Quote:
Originally Posted by Adropac2
I recall Jez San saying saying something about the blitter and Starglider1 but it's not something you can use for filled in polygons? and so that's why the ST had ever so slightly faster 3d generally which frankly the differences there i still don't see

Many multiplications are needed each frame to determine the positions of all vertices. These calculations dominate in situations where rendering is wireframe. The Amiga's blitter doesn't help much. Calculations on the ST are going to be about 12% faster.
Filled polygons are another story. The Amiga's blitter definitely makes a difference there.
Of course if someone could come up with a series of blits that used a variety of logic functions to perform binary multiplies, that might really help. Sounds ridiculous, but consider Gerald Hull who used a 9 blit combination to perform additions in a blitter accelerated implementation of Conway's LIFE. Maybe using the blitter to accelerate 3d calculations isn't impossible.
Start with 16 blits to create an 16x16 bit array of partial products for each pair of values. That's easy. Coming up with a quick way to sum them properly is more challenging. Maybe Wallacetree. I think I remember 64 full adders were needed with Wallace tree for 16x16 mult. A full adder with the blitter takes two blits. So we're up to at least 16+64*2=134 blits.

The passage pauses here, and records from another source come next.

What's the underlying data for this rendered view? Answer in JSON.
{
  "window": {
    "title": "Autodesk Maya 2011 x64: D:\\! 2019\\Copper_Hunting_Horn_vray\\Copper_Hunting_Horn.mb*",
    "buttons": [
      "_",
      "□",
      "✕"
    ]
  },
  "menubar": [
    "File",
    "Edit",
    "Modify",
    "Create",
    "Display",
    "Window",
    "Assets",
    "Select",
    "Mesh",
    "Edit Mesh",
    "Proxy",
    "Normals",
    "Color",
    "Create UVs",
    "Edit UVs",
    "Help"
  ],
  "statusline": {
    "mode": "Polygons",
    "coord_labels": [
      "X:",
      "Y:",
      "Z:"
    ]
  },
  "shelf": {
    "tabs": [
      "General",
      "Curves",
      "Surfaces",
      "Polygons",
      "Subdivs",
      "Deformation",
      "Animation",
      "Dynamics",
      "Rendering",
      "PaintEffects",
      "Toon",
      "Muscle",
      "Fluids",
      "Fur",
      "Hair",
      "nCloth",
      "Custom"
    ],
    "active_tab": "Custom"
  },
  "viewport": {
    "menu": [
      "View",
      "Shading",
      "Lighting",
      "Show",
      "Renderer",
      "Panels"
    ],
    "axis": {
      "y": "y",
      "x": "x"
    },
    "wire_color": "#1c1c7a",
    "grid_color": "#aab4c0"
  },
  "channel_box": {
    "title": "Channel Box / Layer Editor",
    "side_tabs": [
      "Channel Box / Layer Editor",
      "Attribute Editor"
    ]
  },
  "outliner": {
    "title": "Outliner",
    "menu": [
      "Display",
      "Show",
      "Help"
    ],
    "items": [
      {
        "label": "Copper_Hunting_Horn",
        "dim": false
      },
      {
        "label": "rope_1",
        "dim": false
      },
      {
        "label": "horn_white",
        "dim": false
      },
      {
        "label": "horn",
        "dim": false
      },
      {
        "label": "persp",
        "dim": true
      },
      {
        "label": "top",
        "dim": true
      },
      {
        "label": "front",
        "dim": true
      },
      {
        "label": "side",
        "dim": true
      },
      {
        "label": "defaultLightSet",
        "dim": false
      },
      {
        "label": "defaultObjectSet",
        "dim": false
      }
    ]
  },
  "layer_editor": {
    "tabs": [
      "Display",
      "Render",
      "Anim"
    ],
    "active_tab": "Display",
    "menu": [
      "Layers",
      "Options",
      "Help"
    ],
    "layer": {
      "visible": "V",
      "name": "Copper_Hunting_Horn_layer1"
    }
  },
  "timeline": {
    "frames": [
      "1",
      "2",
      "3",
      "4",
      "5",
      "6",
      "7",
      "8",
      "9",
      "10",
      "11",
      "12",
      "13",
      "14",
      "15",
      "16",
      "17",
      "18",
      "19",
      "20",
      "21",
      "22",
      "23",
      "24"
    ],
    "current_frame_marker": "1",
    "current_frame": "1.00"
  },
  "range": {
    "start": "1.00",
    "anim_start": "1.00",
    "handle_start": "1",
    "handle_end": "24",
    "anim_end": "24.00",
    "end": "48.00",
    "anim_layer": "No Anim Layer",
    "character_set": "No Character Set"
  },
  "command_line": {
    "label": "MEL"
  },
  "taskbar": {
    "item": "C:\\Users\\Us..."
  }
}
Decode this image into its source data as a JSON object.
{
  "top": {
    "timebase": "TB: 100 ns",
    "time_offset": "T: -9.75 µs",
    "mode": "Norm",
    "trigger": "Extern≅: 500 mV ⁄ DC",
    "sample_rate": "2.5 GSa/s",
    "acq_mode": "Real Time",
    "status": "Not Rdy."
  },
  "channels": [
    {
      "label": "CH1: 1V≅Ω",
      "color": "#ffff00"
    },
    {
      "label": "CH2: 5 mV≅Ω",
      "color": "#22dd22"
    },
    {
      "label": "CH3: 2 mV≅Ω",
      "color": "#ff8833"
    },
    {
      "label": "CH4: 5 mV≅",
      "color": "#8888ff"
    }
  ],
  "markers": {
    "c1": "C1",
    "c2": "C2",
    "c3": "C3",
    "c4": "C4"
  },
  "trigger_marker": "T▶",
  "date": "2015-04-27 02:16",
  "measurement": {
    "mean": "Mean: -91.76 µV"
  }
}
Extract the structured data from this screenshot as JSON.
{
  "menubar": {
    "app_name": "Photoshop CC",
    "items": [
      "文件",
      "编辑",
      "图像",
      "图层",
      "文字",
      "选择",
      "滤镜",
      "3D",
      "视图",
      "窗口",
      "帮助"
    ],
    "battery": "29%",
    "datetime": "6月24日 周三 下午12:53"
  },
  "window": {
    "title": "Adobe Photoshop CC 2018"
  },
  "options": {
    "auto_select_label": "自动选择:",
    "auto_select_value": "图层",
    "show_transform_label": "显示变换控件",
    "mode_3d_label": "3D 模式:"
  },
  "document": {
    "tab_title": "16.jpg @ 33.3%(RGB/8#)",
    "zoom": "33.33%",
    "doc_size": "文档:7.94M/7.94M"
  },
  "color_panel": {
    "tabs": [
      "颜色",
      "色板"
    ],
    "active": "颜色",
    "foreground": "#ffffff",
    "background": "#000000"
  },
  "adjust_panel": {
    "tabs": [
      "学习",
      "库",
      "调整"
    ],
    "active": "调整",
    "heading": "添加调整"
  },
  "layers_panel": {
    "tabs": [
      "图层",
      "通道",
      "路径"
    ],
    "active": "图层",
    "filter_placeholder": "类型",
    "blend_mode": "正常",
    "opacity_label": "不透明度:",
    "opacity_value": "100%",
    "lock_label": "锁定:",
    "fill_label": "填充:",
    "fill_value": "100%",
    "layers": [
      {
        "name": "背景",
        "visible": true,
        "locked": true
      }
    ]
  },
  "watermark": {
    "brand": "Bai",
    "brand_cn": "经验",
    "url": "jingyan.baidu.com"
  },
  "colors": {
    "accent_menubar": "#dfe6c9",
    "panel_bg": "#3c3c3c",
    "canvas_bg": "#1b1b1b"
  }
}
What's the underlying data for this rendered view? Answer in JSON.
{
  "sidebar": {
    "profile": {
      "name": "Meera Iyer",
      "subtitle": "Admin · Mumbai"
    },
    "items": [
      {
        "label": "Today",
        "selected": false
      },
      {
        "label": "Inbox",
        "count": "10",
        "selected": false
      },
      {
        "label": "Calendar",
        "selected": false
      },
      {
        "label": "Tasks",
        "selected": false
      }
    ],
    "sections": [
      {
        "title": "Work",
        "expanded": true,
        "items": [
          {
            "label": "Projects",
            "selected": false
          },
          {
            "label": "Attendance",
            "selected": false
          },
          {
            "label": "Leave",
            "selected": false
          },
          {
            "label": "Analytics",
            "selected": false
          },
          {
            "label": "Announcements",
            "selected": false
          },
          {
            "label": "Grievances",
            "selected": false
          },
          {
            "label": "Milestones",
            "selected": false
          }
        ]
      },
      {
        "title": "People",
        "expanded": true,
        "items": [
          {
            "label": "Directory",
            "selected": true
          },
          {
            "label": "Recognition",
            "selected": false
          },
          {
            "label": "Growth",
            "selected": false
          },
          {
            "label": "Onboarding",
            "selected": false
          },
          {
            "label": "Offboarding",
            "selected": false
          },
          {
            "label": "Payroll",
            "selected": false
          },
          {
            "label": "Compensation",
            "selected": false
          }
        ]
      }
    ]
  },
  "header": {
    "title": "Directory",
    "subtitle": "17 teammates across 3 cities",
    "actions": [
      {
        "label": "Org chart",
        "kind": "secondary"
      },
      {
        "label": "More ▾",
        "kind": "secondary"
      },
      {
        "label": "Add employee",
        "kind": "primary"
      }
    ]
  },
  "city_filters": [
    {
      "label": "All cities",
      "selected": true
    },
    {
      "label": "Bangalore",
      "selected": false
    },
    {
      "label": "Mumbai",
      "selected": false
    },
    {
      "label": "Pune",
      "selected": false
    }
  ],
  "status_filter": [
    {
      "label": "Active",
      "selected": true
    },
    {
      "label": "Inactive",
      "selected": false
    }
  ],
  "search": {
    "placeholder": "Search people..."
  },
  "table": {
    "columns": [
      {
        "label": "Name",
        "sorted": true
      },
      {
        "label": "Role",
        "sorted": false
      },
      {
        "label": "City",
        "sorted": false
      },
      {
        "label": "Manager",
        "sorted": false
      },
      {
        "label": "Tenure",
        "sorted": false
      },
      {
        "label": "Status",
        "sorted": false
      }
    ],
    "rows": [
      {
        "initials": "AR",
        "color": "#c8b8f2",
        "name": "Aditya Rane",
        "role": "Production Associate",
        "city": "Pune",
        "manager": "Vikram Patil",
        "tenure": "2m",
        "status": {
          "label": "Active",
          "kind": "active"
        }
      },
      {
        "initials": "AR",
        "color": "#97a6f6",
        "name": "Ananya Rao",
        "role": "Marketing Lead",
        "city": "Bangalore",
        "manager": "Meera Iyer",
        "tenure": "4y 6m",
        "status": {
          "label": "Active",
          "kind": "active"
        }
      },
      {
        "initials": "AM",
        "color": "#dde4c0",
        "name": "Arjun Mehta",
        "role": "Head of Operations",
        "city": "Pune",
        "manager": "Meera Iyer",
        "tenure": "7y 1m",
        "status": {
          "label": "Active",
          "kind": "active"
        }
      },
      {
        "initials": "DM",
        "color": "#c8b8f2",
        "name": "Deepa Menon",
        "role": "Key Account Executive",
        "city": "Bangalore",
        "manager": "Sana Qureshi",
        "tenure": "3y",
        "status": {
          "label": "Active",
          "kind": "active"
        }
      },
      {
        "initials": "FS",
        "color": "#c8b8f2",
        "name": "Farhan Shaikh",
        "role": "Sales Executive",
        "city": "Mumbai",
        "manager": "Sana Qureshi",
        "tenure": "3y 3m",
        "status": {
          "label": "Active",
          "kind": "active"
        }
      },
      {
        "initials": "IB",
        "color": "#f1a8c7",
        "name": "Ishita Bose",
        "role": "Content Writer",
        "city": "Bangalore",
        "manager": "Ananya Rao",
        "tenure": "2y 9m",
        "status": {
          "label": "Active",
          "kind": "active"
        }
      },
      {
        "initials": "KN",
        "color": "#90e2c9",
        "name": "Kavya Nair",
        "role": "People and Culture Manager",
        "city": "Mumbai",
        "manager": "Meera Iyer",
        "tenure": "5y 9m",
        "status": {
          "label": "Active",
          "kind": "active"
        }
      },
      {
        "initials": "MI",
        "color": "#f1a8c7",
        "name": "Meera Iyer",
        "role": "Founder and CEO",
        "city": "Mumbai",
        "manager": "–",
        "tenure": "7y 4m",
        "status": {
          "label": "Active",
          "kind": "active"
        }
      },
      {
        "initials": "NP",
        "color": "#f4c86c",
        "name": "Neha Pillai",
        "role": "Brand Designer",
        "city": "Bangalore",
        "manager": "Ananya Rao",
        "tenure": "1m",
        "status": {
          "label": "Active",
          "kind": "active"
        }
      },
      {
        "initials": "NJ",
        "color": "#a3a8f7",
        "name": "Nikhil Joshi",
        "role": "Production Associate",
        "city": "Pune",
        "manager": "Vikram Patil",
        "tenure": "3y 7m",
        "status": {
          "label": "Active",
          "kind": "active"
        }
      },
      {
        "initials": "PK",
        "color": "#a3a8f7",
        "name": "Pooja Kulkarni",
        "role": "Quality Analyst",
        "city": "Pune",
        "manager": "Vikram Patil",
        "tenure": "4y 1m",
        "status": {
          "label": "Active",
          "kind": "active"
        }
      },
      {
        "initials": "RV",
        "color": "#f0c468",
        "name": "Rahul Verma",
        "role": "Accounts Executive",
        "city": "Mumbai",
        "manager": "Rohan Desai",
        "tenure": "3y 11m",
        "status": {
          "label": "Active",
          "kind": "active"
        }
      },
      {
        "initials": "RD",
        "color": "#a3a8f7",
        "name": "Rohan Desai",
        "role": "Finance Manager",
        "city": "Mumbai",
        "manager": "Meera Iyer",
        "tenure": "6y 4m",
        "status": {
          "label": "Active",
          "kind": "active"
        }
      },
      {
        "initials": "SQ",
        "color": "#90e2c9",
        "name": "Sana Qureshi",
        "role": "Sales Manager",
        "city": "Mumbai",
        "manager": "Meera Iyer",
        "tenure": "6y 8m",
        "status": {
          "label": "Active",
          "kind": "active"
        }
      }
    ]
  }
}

At least nine MULs are required per vertex for handling rotations and maybe a couple of DIVs when mapping from 3d space to screen coordinates. That's a lot of cycles. The nine MULs on the 68000 are going to cost around 360 to 630 cycles. That's for each vertex, but most of it is internal processing. If the blitter were calculating in parallel, even inefficiently, it might still speed things up overall. If the 134 blits number is correct, then the total number of cycles per multiply is slightly over 1000. Nine times that for each vertex and it's near 10000 cycles. So the blitter would be about 1/20th the speed of the CPU. That's disappointing. It would only be a tiny increase in speed  and probably wipedout by the overhead of setting up the blitter.
Maybe there are some tricks that can be used to reduce the total number of blits. It's possible the area fill logic can be exploited to help with the additions (the high bit of every nibble can do the mod 2 sum of the previous three bits).
Computers are so fast now maybe the optimal sequence of blits can be determined by brute force.